Aisyah berdiri. Lalu, dengan gerakan cepat ia menyongsong pria di depannya itu. Ia tarik masker dan kaca mata hitam dari wajah Ale.


Aisyah meluruh tak percaya dengan apa yang baru saja dilihat dan di alaminya detik ini.


Kakinya seakan ingin menjejak bumi ini lebih kuat dan lama, agar semua tahu dia tak sekuat itu. Keinginannya untuk merelakan sang suami yang mungkin sudah hidup bahagia dan telah jauh melupakan dirinya,ternyata berbanding terbalik dengan garis takdir yang sekarang dia jalani.


Tuhan tak pernah salah menuliskan cerita kisah hidupmu. Sejauh dan sekeras apapun kamu meninggalkan toh, takdir yang ingin kau tinggalkan akan sampai juga. Dia adalah sebagian kisah narasi hidupmu yang akan selalu mengikutimu. Tak mungkin dirimu mampu untuk merubahnya.Hanya berhak menerima, tanpa harus mencela.


Aisyah hampir saja terjatuh jika saja Alvian tidak segera meraih satu tangannya.


"Ai tenang Ai," ucap Alvian coba menenangkan Aisyah. Ia ikut berjongkok menyamai posisi Aisyah yang kini mendongak menatap Ale yang malah menatap tajam padanya dan juga Aisyah.


"Aku tak menyangka,pengorbananku nyatanya tak pernah kauhargai, kesetiaanku tak pernah kauanggap ada, kaukhianati kepercayaanku hingga tubuh ini umpama raga tanpa nyawa Ai. Matiiiii!" teriak Ale dengan melepas lalu melempar kasar topi hitamnya ke sembarang arah.

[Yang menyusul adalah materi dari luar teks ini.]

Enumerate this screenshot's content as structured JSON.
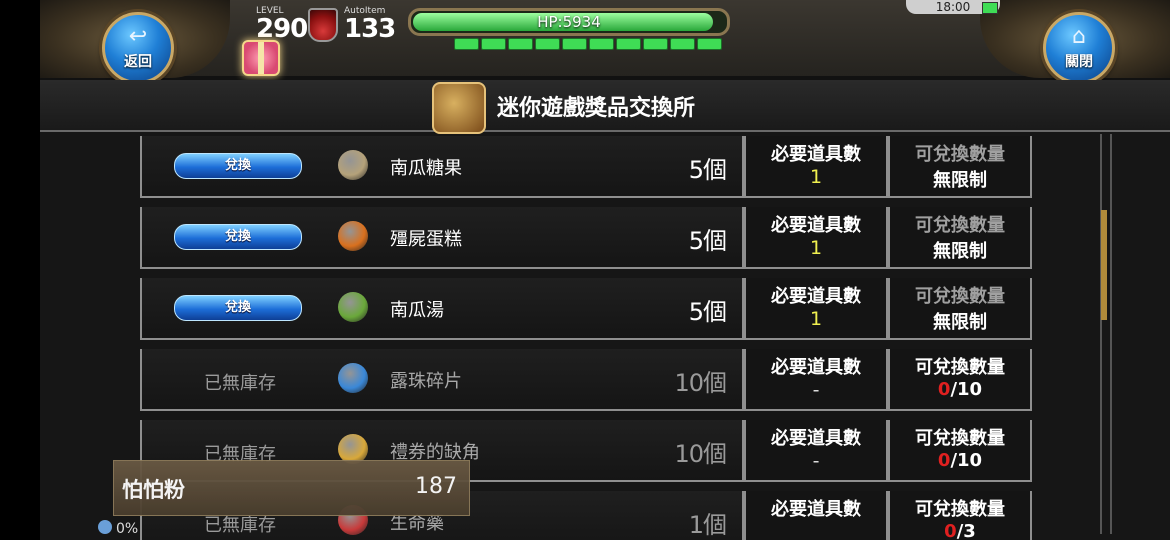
{
  "hud": {
    "back_label": "返回",
    "close_label": "關閉",
    "level_caption": "LEVEL",
    "level_value": "290",
    "autoitem_caption": "AutoItem",
    "autoitem_value": "133",
    "hp_text": "HP:5934",
    "hp_fraction": 0.98,
    "energy_segments": 10,
    "clock": "18:00"
  },
  "page": {
    "title": "迷你遊戲獎品交換所"
  },
  "rows": [
    {
      "action": "兌換",
      "in_stock": true,
      "item": "南瓜糖果",
      "cost": "5個",
      "req_header": "必要道具數",
      "req_value": "1",
      "avail_header": "可兌換數量",
      "avail_value": "無限制",
      "icon_color": "#b5a27a"
    },
    {
      "action": "兌換",
      "in_stock": true,
      "item": "殭屍蛋糕",
      "cost": "5個",
      "req_header": "必要道具數",
      "req_value": "1",
      "avail_header": "可兌換數量",
      "avail_value": "無限制",
      "icon_color": "#d9701e"
    },
    {
      "action": "兌換",
      "in_stock": true,
      "item": "南瓜湯",
      "cost": "5個",
      "req_header": "必要道具數",
      "req_value": "1",
      "avail_header": "可兌換數量",
      "avail_value": "無限制",
      "icon_color": "#6aa83a"
    },
    {
      "action": "已無庫存",
      "in_stock": false,
      "item": "露珠碎片",
      "cost": "10個",
      "req_header": "必要道具數",
      "req_value": "-",
      "avail_header": "可兌換數量",
      "avail_used": "0",
      "avail_total": "/10",
      "icon_color": "#3a88d8"
    },
    {
      "action": "已無庫存",
      "in_stock": false,
      "item": "禮券的缺角",
      "cost": "10個",
      "req_header": "必要道具數",
      "req_value": "-",
      "avail_header": "可兌換數量",
      "avail_used": "0",
      "avail_total": "/10",
      "icon_color": "#d8a83a"
    },
    {
      "action": "已無庫存",
      "in_stock": false,
      "item": "生命藥",
      "cost": "1個",
      "req_header": "必要道具數",
      "req_value": "",
      "avail_header": "可兌換數量",
      "avail_used": "0",
      "avail_total": "/3",
      "icon_color": "#c83a3a"
    }
  ],
  "currency": {
    "name": "怕怕粉",
    "amount": "187"
  },
  "footer": {
    "percent": "0%"
  }
}
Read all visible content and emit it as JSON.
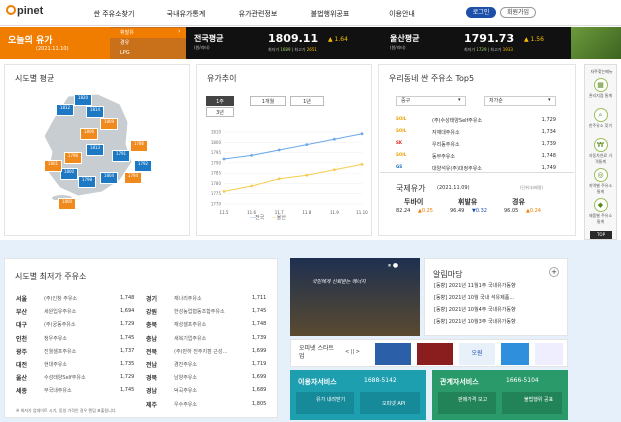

Ia berjongkok di depan Aisyah. Ia raih satu tangan sang istri dengan kasar, lalu ia bawa berdiri di depannya.


Alvian yang memang belum mengetahui jika Ale ini adalah suami Aisyah itupun mencekal tangan Ale yang kini menatap dengan tatapan penuh permusuhan kepadanya.


"Seorang lelaki sejati tidak akan pernah berkata ataupun berbuat kasar kepada seorang wanita. Karena itu sama saja kau telah menyakiti hati pintu syurgamu. Anda kasar Tuan! Dia tengah mengandung, perbuatan Anda bisa membahayakan bayi dalam kandungannya,"


Ale dengan kasar melepas cekalan tangan Alvian.

__ADS_1


"Oh, sudah sejauh itu rupanya pengkhianatan yang kaulakukan terhadapku Ai. Ternyata aku salah menilaimu. Kamu tidak lebih hina daripada Helena yang mengemis cinta tanpa rela menjual harga diri apalagi tubuhnya. Tapi kamu?" ucapnya dengan mata yang berapi- api.


Plak!


Ale mengusap pipinya yang baru saja mendapatkan tamparan keras dari Alvian.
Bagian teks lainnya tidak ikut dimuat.